The South Asian Free Trade Agreement Has Not Been A Success Because Of

Nominal and per capita GDP was derived from the IMF`s global economic outlook and the World Bank`s global development indicators database. Distance data were obtained by Haveman (2006) or calculated directly with the great circle distance method. Although the data set had the potential for 18,252 observations, information on tariffs and import flows is subject to scarce information (Anderson and van Wincoop, 2004, provide an overview of trade and trade barrier restrictions). The number of full observations available is 3,739.22 The South Asian Free Trade Area (SAFTA) is an agreement reached on 6 January 2004 at the 12th ASAC Summit in Islamabad, Pakistan.
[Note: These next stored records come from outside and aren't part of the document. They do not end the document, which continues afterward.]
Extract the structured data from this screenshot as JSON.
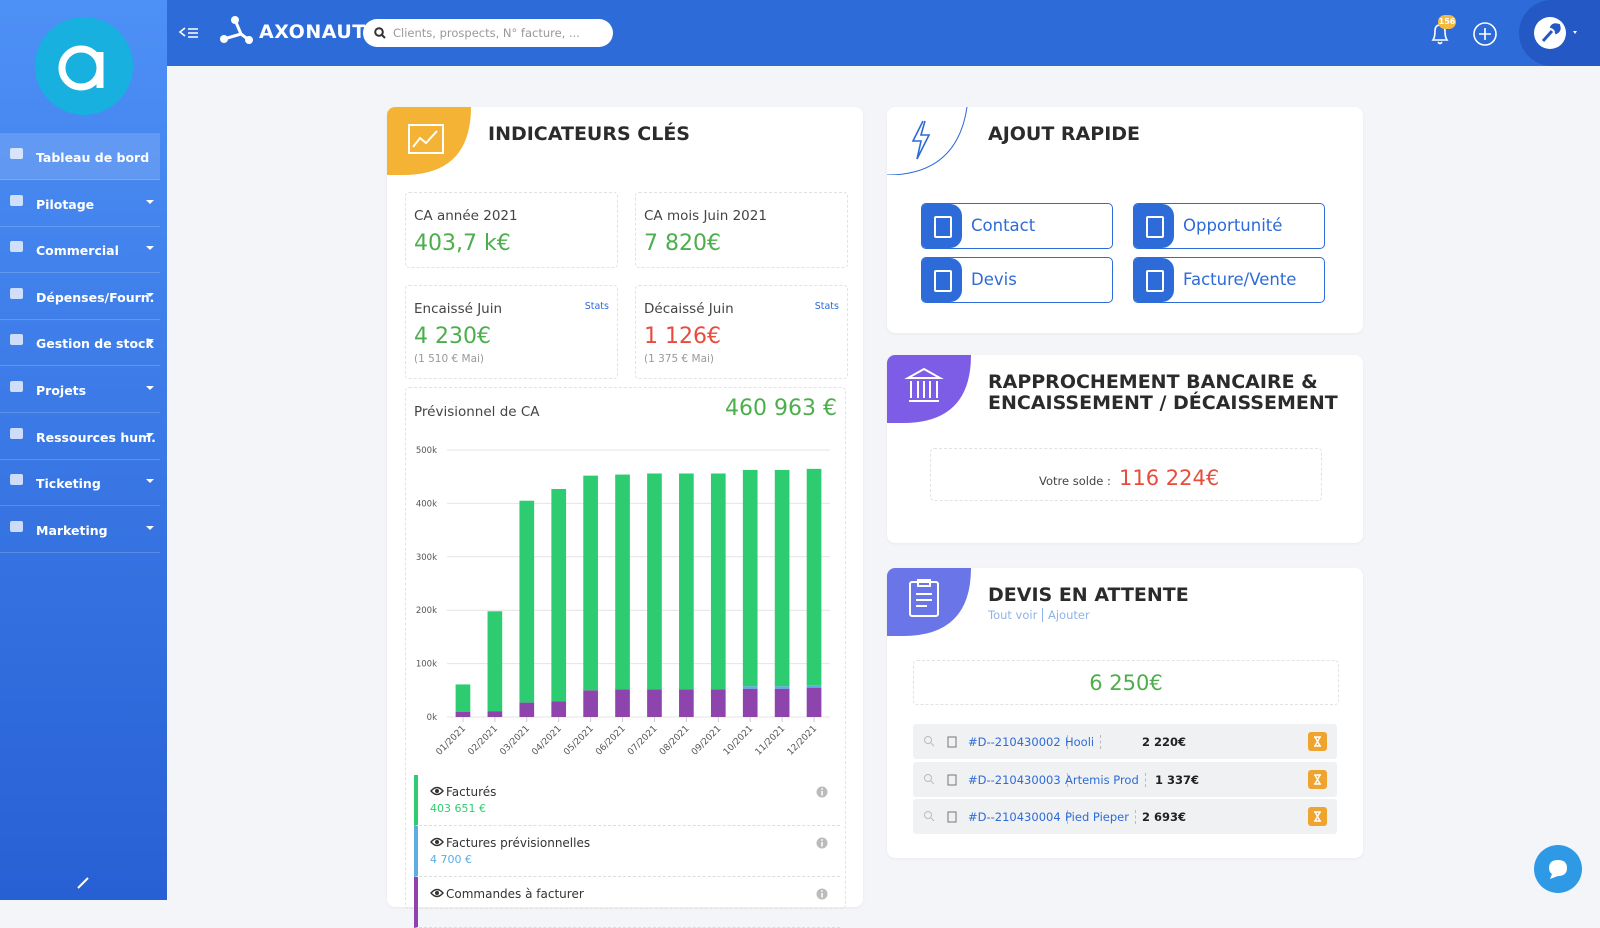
{
  "sidebar": {
    "menu": [
      "Tableau de bord",
      "Pilotage",
      "Commercial",
      "Dépenses/Fourn.",
      "Gestion de stock",
      "Projets",
      "Ressources hum.",
      "Ticketing",
      "Marketing"
    ]
  },
  "header": {
    "brand": "AXONAUT",
    "search_placeholder": "Clients, prospects, N° facture, ...",
    "notification_count": "156"
  },
  "indicators": {
    "title": "INDICATEURS CLÉS",
    "kpis": [
      {
        "label": "CA année 2021",
        "value": "403,7 k€"
      },
      {
        "label": "CA mois Juin 2021",
        "value": "7 820€"
      },
      {
        "label": "Encaissé Juin",
        "value": "4 230€",
        "previous": "(1 510 € Mai)",
        "link": "Stats"
      },
      {
        "label": "Décaissé Juin",
        "value": "1 126€",
        "previous": "(1 375 € Mai)",
        "link": "Stats"
      }
    ],
    "forecast_label": "Prévisionnel de CA",
    "forecast_value": "460 963 €"
  },
  "chart_data": {
    "type": "bar",
    "stacked": true,
    "grid": true,
    "categories": [
      "01/2021",
      "02/2021",
      "03/2021",
      "04/2021",
      "05/2021",
      "06/2021",
      "07/2021",
      "08/2021",
      "09/2021",
      "10/2021",
      "11/2021",
      "12/2021"
    ],
    "series": [
      {
        "name": "Commandes à facturer",
        "color": "#8e44ad",
        "values": [
          10000,
          11000,
          27000,
          29000,
          50000,
          52000,
          52000,
          52000,
          52000,
          53000,
          53000,
          55000
        ]
      },
      {
        "name": "Factures prévisionnelles",
        "color": "#5dade2",
        "total": "4 700 €",
        "values": [
          0,
          0,
          0,
          0,
          0,
          0,
          0,
          0,
          0,
          4700,
          4700,
          4700
        ]
      },
      {
        "name": "Facturés",
        "color": "#2ecc71",
        "total": "403 651 €",
        "values": [
          51000,
          187000,
          378000,
          398000,
          402000,
          402000,
          404000,
          404000,
          404000,
          405000,
          405000,
          405000
        ]
      }
    ],
    "ylim": [
      0,
      500000
    ],
    "yticks": [
      {
        "value": 0,
        "label": "0k"
      },
      {
        "value": 100000,
        "label": "100k"
      },
      {
        "value": 200000,
        "label": "200k"
      },
      {
        "value": 300000,
        "label": "300k"
      },
      {
        "value": 400000,
        "label": "400k"
      },
      {
        "value": 500000,
        "label": "500k"
      }
    ]
  },
  "quick_add": {
    "title": "AJOUT RAPIDE",
    "buttons": [
      "Contact",
      "Opportunité",
      "Devis",
      "Facture/Vente"
    ]
  },
  "bank": {
    "title_lines": [
      "RAPPROCHEMENT BANCAIRE &",
      "ENCAISSEMENT / DÉCAISSEMENT"
    ],
    "balance_label": "Votre solde :",
    "balance": "116 224€"
  },
  "quotes": {
    "title": "DEVIS EN ATTENTE",
    "links": [
      "Tout voir",
      "Ajouter"
    ],
    "total": "6 250€",
    "rows": [
      {
        "number": "#D--210430002",
        "client": "Hooli",
        "amount": "2 220€"
      },
      {
        "number": "#D--210430003",
        "client": "Artemis Prod",
        "amount": "1 337€"
      },
      {
        "number": "#D--210430004",
        "client": "Pied Pieper",
        "amount": "2 693€"
      }
    ]
  }
}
It has created a free trade area of 1.6 billion people in Afghanistan, Bangladesh, Bhutan, India, Maldives, Nepal, Pakistan and Sri Lanka to reduce tariffs on all goods traded by 2016. The SAFTA agreement entered into force on 1 January 2006[1] and is operational after the ratification of the agreement by the seven governments. SAFTA called on developing countries in South Asia (India, Pakistan and Sri Lanka) to reduce their tariffs to 20% during the first phase of the two-year period, until 2007. During the last five-year period, which ended in 2012, the 20% fee was reduced to zero in a series of annual reductions. The least developed countries of South Asia (Nepal, Bhutan, Bangladesh, Afghanistan and the Maldives) had an additional three years to reduce tariffs to zero. India and Pakistan ratified the treaty in 2009, while Afghanistan, SAARC`s eighth member state, ratified the SAFTA protocol on 4 May 2011. [2] The size of the variables added indicates a potential distortion of selection and, indeed, the results argue that pairs of countries offering full distribution trade are significantly below average (Table I.2). While these effects on trade volume need further study, it is important to note that the sensitivity of these quantities to tariff reductions in each block is not significantly affected. All coefficients are smaller in size, with the exception of the corresponding ROWs.
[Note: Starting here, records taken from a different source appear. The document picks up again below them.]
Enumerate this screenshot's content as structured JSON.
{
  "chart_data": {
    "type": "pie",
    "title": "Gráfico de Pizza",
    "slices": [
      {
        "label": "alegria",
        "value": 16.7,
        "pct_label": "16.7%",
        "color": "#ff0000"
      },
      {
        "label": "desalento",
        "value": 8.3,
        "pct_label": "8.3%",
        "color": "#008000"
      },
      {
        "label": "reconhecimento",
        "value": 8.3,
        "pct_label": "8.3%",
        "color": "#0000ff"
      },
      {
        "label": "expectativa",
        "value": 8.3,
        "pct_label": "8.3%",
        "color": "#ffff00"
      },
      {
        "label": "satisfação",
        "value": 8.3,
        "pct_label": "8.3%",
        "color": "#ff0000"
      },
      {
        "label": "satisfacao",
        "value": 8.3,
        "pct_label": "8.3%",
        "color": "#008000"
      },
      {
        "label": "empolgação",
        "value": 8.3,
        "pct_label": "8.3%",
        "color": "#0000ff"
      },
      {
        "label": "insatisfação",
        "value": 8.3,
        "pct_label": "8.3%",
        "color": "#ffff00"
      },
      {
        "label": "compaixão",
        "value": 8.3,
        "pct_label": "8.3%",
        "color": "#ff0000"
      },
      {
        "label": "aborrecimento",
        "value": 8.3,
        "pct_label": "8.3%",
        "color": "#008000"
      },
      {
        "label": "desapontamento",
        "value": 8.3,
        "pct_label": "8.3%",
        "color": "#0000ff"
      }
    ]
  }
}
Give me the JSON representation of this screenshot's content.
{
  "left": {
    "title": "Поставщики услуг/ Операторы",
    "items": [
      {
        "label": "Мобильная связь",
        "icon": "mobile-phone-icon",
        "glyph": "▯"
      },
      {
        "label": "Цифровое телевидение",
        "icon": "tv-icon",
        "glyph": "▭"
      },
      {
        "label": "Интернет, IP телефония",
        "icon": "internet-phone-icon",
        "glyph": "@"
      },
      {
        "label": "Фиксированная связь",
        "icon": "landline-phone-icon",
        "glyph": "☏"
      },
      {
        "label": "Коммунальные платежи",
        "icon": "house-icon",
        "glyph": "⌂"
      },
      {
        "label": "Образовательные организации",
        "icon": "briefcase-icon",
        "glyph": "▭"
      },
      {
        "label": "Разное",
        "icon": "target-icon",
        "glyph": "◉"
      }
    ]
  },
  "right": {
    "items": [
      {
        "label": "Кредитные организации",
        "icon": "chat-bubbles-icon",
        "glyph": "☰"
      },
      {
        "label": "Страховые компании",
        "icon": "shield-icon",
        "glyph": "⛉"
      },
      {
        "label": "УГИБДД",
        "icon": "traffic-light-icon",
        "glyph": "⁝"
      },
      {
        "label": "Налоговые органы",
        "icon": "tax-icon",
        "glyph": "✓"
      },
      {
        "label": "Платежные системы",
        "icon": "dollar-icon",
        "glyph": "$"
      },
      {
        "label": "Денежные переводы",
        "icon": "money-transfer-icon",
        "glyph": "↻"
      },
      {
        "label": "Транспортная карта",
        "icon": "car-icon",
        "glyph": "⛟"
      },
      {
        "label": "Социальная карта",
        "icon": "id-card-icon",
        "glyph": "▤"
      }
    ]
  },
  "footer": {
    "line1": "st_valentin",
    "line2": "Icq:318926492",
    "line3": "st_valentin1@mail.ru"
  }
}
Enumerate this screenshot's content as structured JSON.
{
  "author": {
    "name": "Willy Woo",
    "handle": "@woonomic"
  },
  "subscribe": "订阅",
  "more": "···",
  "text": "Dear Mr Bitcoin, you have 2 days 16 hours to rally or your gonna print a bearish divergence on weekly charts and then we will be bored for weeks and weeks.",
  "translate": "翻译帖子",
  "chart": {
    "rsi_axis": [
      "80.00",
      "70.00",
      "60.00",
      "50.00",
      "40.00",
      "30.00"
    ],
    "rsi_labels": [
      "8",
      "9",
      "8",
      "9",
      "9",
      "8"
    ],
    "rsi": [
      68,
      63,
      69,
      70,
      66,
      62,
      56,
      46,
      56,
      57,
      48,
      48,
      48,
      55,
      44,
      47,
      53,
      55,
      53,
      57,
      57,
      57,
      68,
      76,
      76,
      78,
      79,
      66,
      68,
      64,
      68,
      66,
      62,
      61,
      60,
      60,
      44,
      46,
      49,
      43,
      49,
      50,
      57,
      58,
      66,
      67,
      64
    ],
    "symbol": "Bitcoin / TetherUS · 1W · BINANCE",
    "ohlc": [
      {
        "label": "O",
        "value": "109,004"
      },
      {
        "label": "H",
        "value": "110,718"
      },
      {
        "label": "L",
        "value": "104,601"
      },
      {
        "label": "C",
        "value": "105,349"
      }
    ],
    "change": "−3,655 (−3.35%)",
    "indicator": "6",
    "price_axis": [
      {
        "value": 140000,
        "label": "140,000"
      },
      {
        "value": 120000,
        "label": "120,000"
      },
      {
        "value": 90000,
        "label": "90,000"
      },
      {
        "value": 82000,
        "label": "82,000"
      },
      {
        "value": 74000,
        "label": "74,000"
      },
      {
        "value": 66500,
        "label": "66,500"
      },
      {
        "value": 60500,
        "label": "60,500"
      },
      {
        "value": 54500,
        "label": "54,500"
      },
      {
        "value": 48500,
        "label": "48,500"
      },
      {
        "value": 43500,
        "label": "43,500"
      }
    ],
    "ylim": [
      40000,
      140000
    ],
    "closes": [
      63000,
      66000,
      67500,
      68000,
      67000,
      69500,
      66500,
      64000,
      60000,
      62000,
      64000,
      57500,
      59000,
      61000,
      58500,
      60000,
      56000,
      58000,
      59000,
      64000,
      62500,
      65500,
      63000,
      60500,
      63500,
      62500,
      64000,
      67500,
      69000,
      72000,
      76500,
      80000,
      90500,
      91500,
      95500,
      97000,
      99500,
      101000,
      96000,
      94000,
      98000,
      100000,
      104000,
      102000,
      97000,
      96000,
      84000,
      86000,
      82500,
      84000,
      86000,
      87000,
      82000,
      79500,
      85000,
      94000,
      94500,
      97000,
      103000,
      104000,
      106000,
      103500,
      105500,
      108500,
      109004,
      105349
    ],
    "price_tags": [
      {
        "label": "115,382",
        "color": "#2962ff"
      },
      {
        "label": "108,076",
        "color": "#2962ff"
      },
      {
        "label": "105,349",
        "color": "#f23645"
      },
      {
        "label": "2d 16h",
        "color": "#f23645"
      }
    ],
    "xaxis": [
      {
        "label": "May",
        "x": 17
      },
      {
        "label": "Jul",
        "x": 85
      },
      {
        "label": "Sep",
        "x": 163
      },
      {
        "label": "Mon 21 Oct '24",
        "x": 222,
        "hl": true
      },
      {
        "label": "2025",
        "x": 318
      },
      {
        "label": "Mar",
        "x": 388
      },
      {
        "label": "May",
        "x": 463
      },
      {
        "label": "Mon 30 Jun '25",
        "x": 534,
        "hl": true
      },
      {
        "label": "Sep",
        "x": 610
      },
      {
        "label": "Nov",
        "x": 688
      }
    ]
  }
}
However, the overall ranking of ATRs is maintained. There is enormous potential to expand bilateral trade. The Pakistani and Indian economies are very complementary and increasingly important over time. The two countries also have a common border, history and cultural commonalities. Nevertheless, trade relations between South Asia`s two largest economies remain weak. Bandara and Yu (2003) use a similar argument to explain the decline in social benefits that an SA-ASEAN trade agreement would have for South Asian countries. The dynamics of customs revenues (RCs) are determined by the level of tariffs applied to imports and the sensitivity of imports to the evolution of these barriers. Equation 7 combines the definition of customs revenues with the pre-cutting of the reaction to the import of tariffs (equation 6). It follows that the sign of the change in turnover is determined by how to determine whether the s6j≥1; If this were the case, a reduction in tariffs would indeed cause a „Laffer shift effect“ that would increase overall customs revenue.
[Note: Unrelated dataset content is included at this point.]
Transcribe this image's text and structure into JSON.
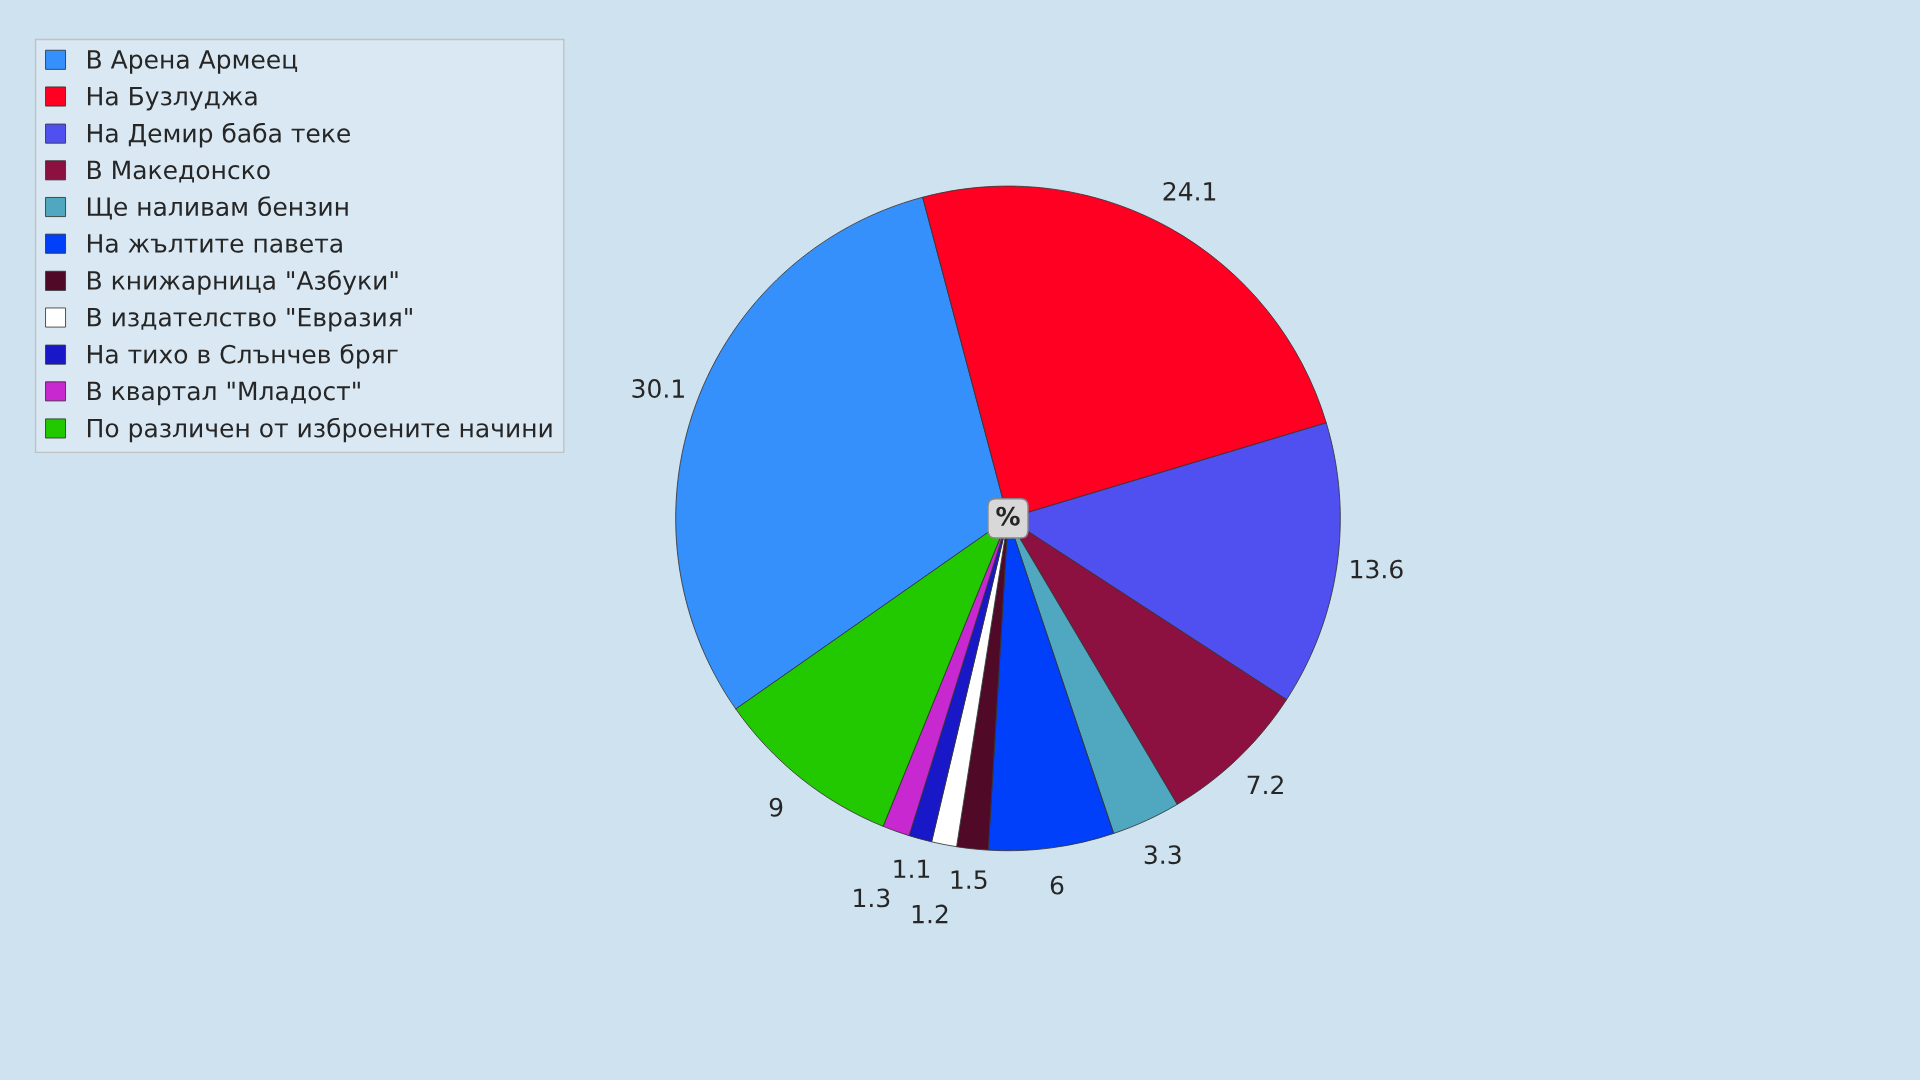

However, even for highly sensitive imports of NAFTA products (6nafta -23-4), the current level of average tariffs should be close to 57% for this to occur, higher than any tariff currently levied by a South Asian country. The RTA negotiations generally involve the communication of divergent interests between Member States and the simulations show that the decision on new trading partners is no exception (Table 2).